The pattern that matters
Power BI's market share sits at 28%, per 2024 Gartner data. What separates fast implementations from slow ones? Data modeling decisions made early - specifically, whether you build around star or snowflake schemas.
Star schema puts quantitative measures in a central fact table, surrounded by dimension tables holding descriptive attributes (time, product, customer). Think sales transactions at the center, with spokes connecting to date, product catalog, and customer details. Snowflake schema normalizes those dimensions further - product dimension splits into product, category, and subcategory tables.

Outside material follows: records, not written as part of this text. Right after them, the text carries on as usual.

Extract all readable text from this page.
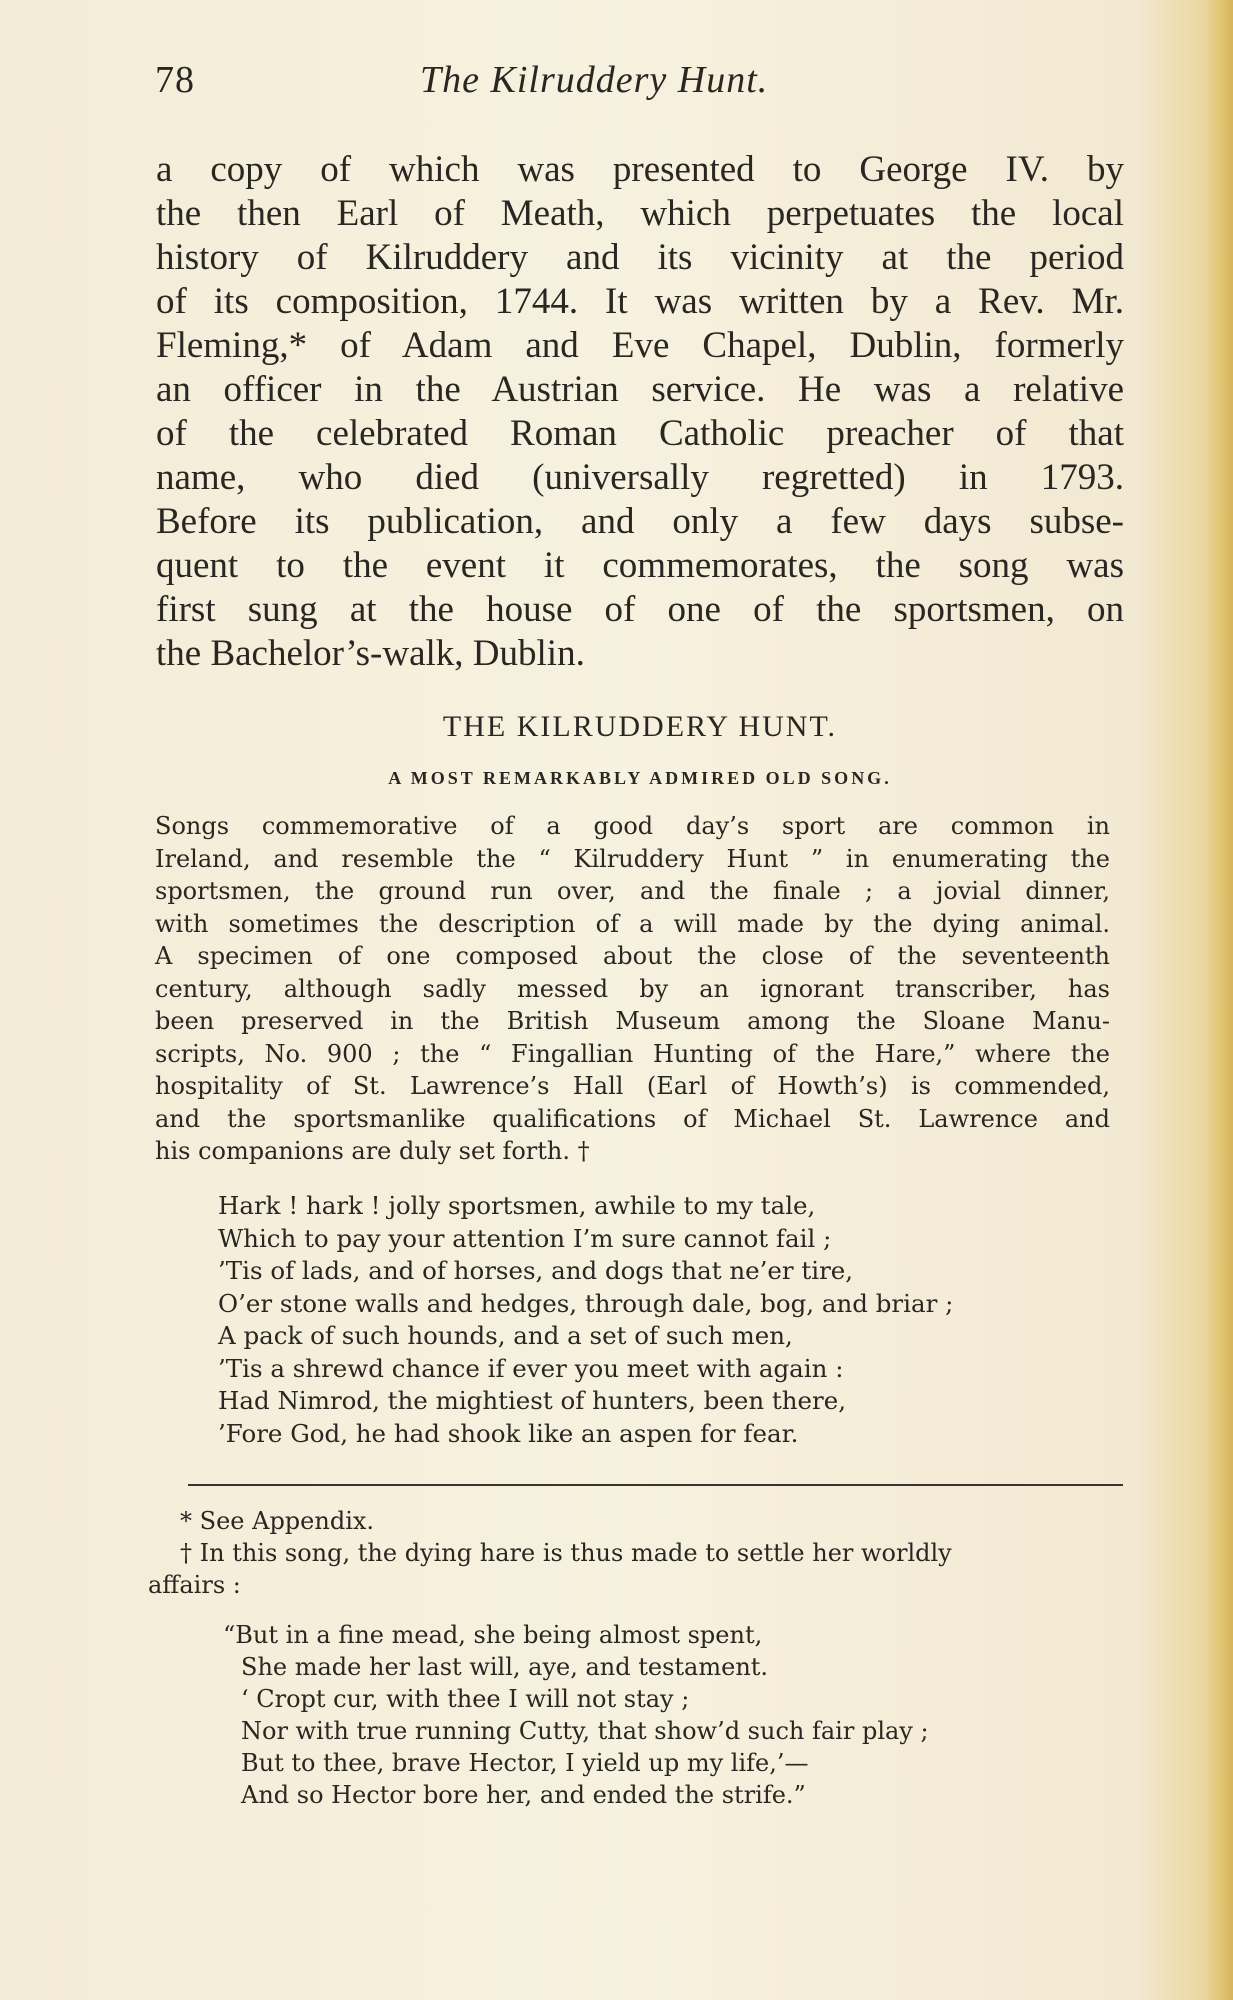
78	The Kilruddery Hunt.
a copy of which was presented to George IV. by
the then Earl of Meath, which perpetuates the local
history of Kilruddery and its vicinity at the period
of its composition, 1744. It was written by a Rev. Mr.
Fleming,* of Adam and Eve Chapel, Dublin, formerly
an officer in the Austrian service. He was a relative
of the celebrated Roman Catholic preacher of that
name, who died (universally regretted) in 1793.
Before its publication, and only a few days subse-
quent to the event it commemorates, the song was
first sung at the house of one of the sportsmen, on
the Bachelor’s-walk, Dublin.
THE KILRUDDERY HUNT.
A MOST REMARKABLY ADMIRED OLD SONG.
Songs commemorative of a good day’s sport are common in
Ireland, and resemble the “ Kilruddery Hunt ” in enumerating the
sportsmen, the ground run over, and the finale ; a jovial dinner,
with sometimes the description of a will made by the dying animal.
A specimen of one composed about the close of the seventeenth
century, although sadly messed by an ignorant transcriber, has
been preserved in the British Museum among the Sloane Manu-
scripts, No. 900 ; the “ Fingallian Hunting of the Hare,” where the
hospitality of St. Lawrence’s Hall (Earl of Howth’s) is commended,
and the sportsmanlike qualifications of Michael St. Lawrence and
his companions are duly set forth. †
Hark ! hark ! jolly sportsmen, awhile to my tale,
Which to pay your attention I’m sure cannot fail ;
’Tis of lads, and of horses, and dogs that ne’er tire,
O’er stone walls and hedges, through dale, bog, and briar ;
A pack of such hounds, and a set of such men,
’Tis a shrewd chance if ever you meet with again :
Had Nimrod, the mightiest of hunters, been there,
’Fore God, he had shook like an aspen for fear.
* See Appendix.
† In this song, the dying hare is thus made to settle her worldly
affairs :
“But in a fine mead, she being almost spent,
She made her last will, aye, and testament.
‘ Cropt cur, with thee I will not stay ;
Nor with true running Cutty, that show’d such fair play ;
But to thee, brave Hector, I yield up my life,’—
And so Hector bore her, and ended the strife.”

Microsoft's internal benchmarks show star schema delivers 5-10x query performance improvements over normalized models. The reason: fewer joins. Power BI's engine handles one-to-many relationships from dimensions to facts efficiently. Add extra normalization layers and you're forcing the engine to work harder for the same result.
When the rules change
Star schema is the default recommendation, but context matters. Single "big table" approaches work for quick prototypes or one-off analyses. Snowflake makes sense when you need complex hierarchies - say, product classifications that change frequently across multiple levels.
The challenge: over-normalization creates query complexity that cancels performance gains from reduced storage. You trade disk space for speed, and in enterprise BI, speed usually wins.
Recent tutorials from Pragmatic Works (October 2024) and Chandoo reinforce star schema as the baseline approach. Power BI auto-detects relationships, but manual setup via drag-and-drop or DAX ensures the model scales as datasets grow.
What this means in practice
For teams building new semantic models: start with star schema unless you have specific reasons not to. For existing implementations running slow: check if over-normalization is the culprit. The pattern is proven, the tooling supports it, and the performance difference is measurable.
Notably absent: major vendor announcements on schema tooling in the past seven days. The fundamentals haven't changed, which is useful information in itself. Sometimes the boring answer is the right one.